Pittsboro asks for concessions on new storage facility

The proposed facility will feature 100,000 square feet of enclosed storage space as well as room for RVs and boats.


A potential new storage facility was the main topic of discussion at the Pittsboro Board of Commissioners April 8 meeting, with a public hearing on the rezoning request needed for construction to move forward.

The approximately 11 acres of property located at on the 2300-block of US Highway 64 Business West — due west from the recently approved Reeves Farm development — would need to change from RA-2 to M-1 conditional zoning for the project to move forward.

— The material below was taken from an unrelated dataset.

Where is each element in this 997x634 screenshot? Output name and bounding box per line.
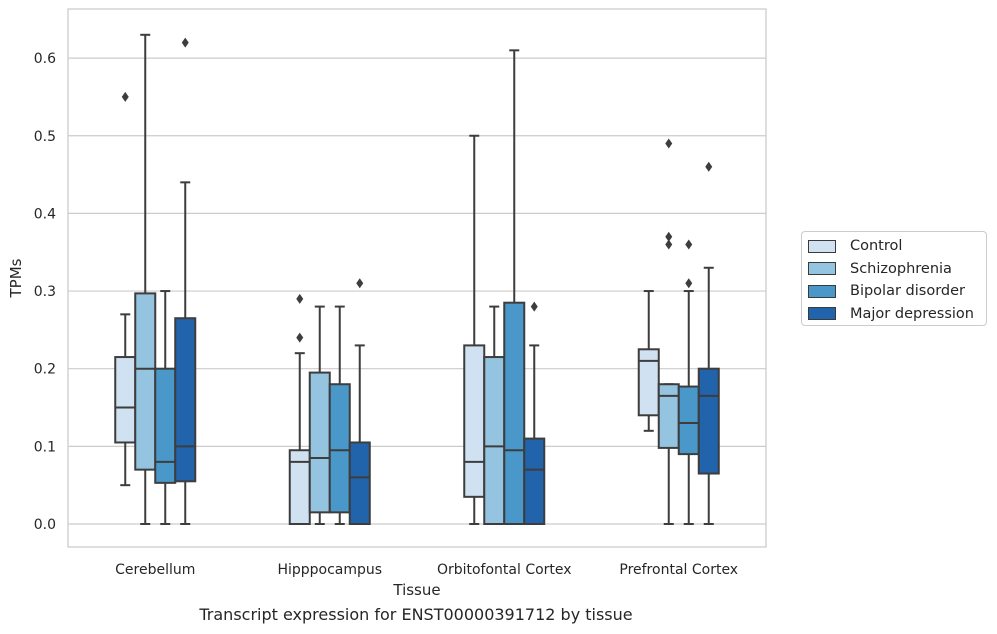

“The owner says he intends to utilize the site for a maximum of 100,000 square feet of enclosed storage space and he intends to place 40 permanent parking spaces for boats and RVs,” said planning director Randall Cahoon-Tingle. “The owner, in his application, states that his intention is to preserve the rural and agricultural features in the building’s design and design elements. There will be no on-site employees, customers will access the site via a keypad and the nighttime lighting is intended to be aimed downward and to be unobtrusive.”

“I am impressed with the extent in which this applicant has demonstrated their willingness to attend to the unique concerns of this community,” said Commissioner John Bonitz. “I don’t own a boat, but reckon the people that are moving into Reeves Farm might, and they’re not going to be able to store it in their neighborhood because we’re asking for such a tight density, narrow plot lines and no parking areas. I think that the storage is needed. There’s much better ways to stimulate our economy, but I am sympathetic to the applicant’s history with the process and I’m open to approval of this project with additional concessions and conditions.”

The biggest expressed concern is that a storage facility doesn’t fit the residential agricultural land use plan for the area. Planning board recommended denying the zoning request.

“I agree with our planning board and our planning staff,” said Commissioner J.A. Farrell. “This does not match the land use plan. It’s an RA-2, residential agricultural area, and I’m not in support of this rezoning.”

However, after a motion to deny the request failed 4-2, with Farrell and Mayor Pro Tem Pamela Baldwin dissenting, the board agreed (by 4-2, with the same nays) to hold the matter until May 13.

“A thing that I have been consistent about and I think I feel the need to be consistent about here again is my extreme dislike for what I call, ‘on-the-fly editing’ and the kind of policymaking that’s hashed out in sessions like this,” Bonitz said. “It really, really offends me, so despite my concern for the applicant and probably his desire for a resolution tonight, I think what I would greatly prefer is that we list the items of concern, see that we attend to those lists, delegate those to staff to go back and have those written as conditions because they don’t appear in the conditions right now and then have it come back for a vote.”

The lengthly list of concerns to be addressed include annexation before the construction stage, compliance with dark-skies ordinances before the final site plan approval, changing the opaque screen to a fence in the buffer, maintaining an 80-foot buffer on the sides and 60-foot buffer on the front with the fence added for security, rooftop solar as an item in the conditions, up-to-date camera technology that maximizes the use of low-light conditions for security, structures not being located in the designated natural resource conservation target area and the hours of operation.

“My objective with this property was that if someone were to come from out of town and drive by it, they would think it looks like a farm with solar panels on it,” said Nikkolas Shramek, the petitioner. “I have a deep rooted commitment to sustainability, environmental protection to a degree, looking for sustainable energy resources… Creating a very unobtrusive situation with that property is my biggest concern. I treat any project that I do as if I was the neighbor of one of those projects.”

In other business, the Commissioners appointed Steven “Zed” Henry to the Pittsboro Downtown Advisory Board, and approved an agreement with NCDOT for sidewalk funding.

NCDOT will provide reimbursement of 80% or $506,000, with the town providing a match of 20% or $126,500, for the installation of sidewalks to provide access to Town Lake Park from several public entities including Pittsboro Elementary School, Robeson Creek Greenway, the downtown area, the public library, the senior center and Central Carolina Community College.

The Town of Pittsboro Board of Commissioners will next meet May 13.